I want to clarify some caching behavior that I have observed but not found clearly documented. Consider a Dockerfile like:

FROM quay.io/centos/centos:stream8 as base
RUN dnf install git

FROM base AS build
RUN dnf install make gcc
RUN mkdir -p /opt/build && curl -L https://example.com/code.tar.gz | tar xz /opt/build
RUN cd /opt/build && ./configure --with-pic
RUN make -C /opt/build

FROM base AS final
COPY --from=build /opt/build/app /bin/app

When I build this locally with DOCKER_BUILDKIT=1 docker build --build-arg BUILDKIT_INLINE_CACHE=1 --target=final ..., I see that changes to the flags given to ./configure in the build stage cause the ./configure and make RUN steps to be re-run but not the dnf install and curl steps. If I then push the image to a registry, clear the local cache with docker builder prune, and run docker build again with --cache-from pointing at the pushed image, a change to the ./configure flags results in all the steps in the build stage being re-run.

My understanding of what is happening is that when using the inline cache only the /opt/build/app file is written into the docker image along with hashed metadata about the steps in the build stage that generated it but no other data generated from the build stage is written into the image. Thus when using --cache-from, when docker detects a change in the build stage, it needs to run all the steps again. However, when running the build locally, docker has an additional cache that matches steps based on their history and that can be used for the intermediate steps of a multi-stage build. These cached steps are not written into the image.
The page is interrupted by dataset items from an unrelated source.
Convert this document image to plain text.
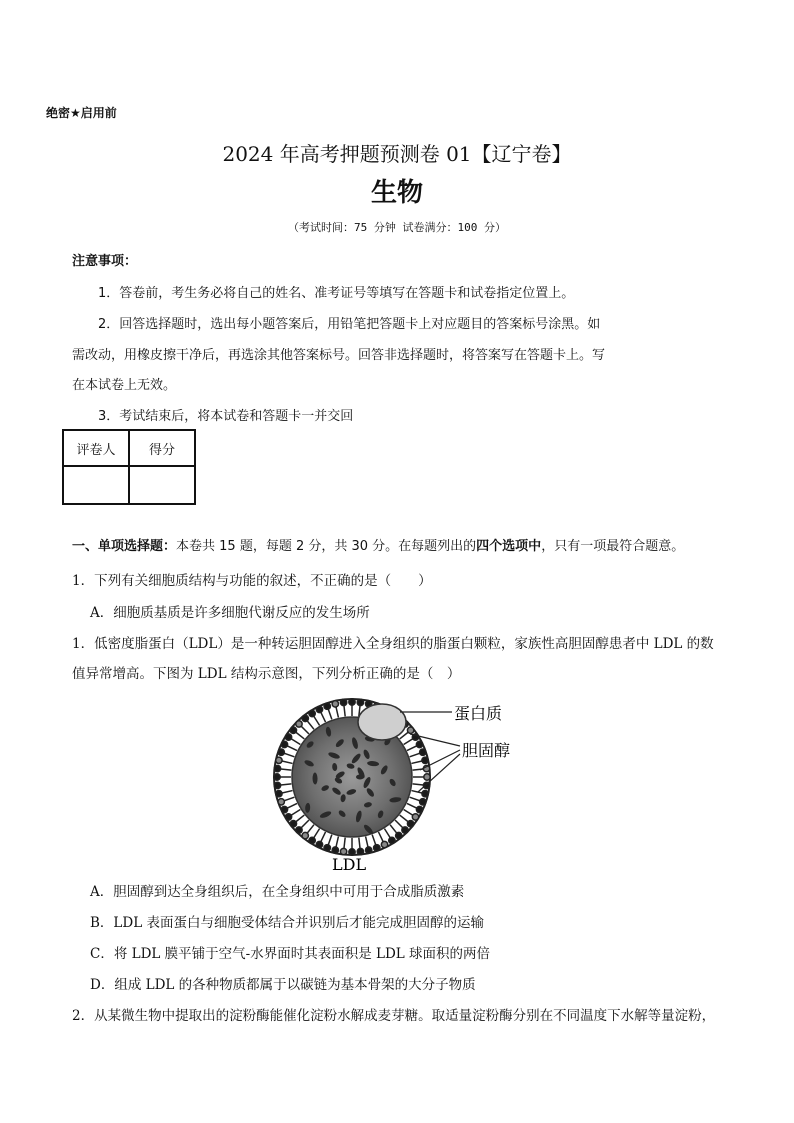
绝密★启用前
2024 年高考押题预测卷 01【辽宁卷】
生物
（考试时间：75 分钟 试卷满分：100 分）
注意事项：
1．答卷前，考生务必将自己的姓名、准考证号等填写在答题卡和试卷指定位置上。
2．回答选择题时，选出每小题答案后，用铅笔把答题卡上对应题目的答案标号涂黑。如
需改动，用橡皮擦干净后，再选涂其他答案标号。回答非选择题时，将答案写在答题卡上。写
在本试卷上无效。
3．考试结束后，将本试卷和答题卡一并交回
评卷人	得分

一、单项选择题：本卷共 15 题，每题 2 分，共 30 分。在每题列出的四个选项中，只有一项最符合题意。
1．下列有关细胞质结构与功能的叙述，不正确的是（　　）
A．细胞质基质是许多细胞代谢反应的发生场所
1．低密度脂蛋白（LDL）是一种转运胆固醇进入全身组织的脂蛋白颗粒，家族性高胆固醇患者中 LDL 的数
值异常增高。下图为 LDL 结构示意图，下列分析正确的是（　）
蛋白质
胆固醇
LDL
A．胆固醇到达全身组织后，在全身组织中可用于合成脂质激素
B．LDL 表面蛋白与细胞受体结合并识别后才能完成胆固醇的运输
C．将 LDL 膜平铺于空气-水界面时其表面积是 LDL 球面积的两倍
D．组成 LDL 的各种物质都属于以碳链为基本骨架的大分子物质
2．从某微生物中提取出的淀粉酶能催化淀粉水解成麦芽糖。取适量淀粉酶分别在不同温度下水解等量淀粉，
I believe these intermediate steps could be captured for future caching by building with --target=build, pushing the build image, and using --cache-from twice, once for the build image and once for the final image. Also, I believe using --cache-to=type=registry,mode=max could store all the intermediate layers.

Is this all correct?

My main motivation for asking is a discussion with a colleague. They would like the final three steps in the build stage to be condensed into a single step to avoid writing unnecessary data into the image. For a single stage image, I agree that that is better practice for keeping the image small. However, here it seems that if we only target the final stage then we do not end up with intermediate data written into the image any way and keeping the steps separated allows for some local caching which is convenient – for example it saves needing to curl the source code every time that the ./configure flags are adjusted while debugging.

Some questions:

• Are there other nuances to caching and image size to consider here?
• Is there a way to inspect the inline cache to compare the two cases? Is that what docker history shows?
• Is using a build stage to split what would be one step into multiple for readability / caching a legitimate use case or is it overly relying on a detail of how inline caching works?

Some notes:

• I built the image with the steps combined and found that docker image list reported the same size.
• Breaking out a step into multiple in a separate stage for better caching could be seen as a debugging trick that should be removed when the debugging is done.

Did you have any luck in utilizing the local cache of the first step? Would be wonderful to see how you did it, this seems to be unanswered on any forums.

The downside of inline cache is that it doesn’t scale with multi-stage builds as well as the other drivers do.

But I tried a simple multi-stage build and could not reproduce any issue with it. Cache was used. If you have a code that I can try, I will do.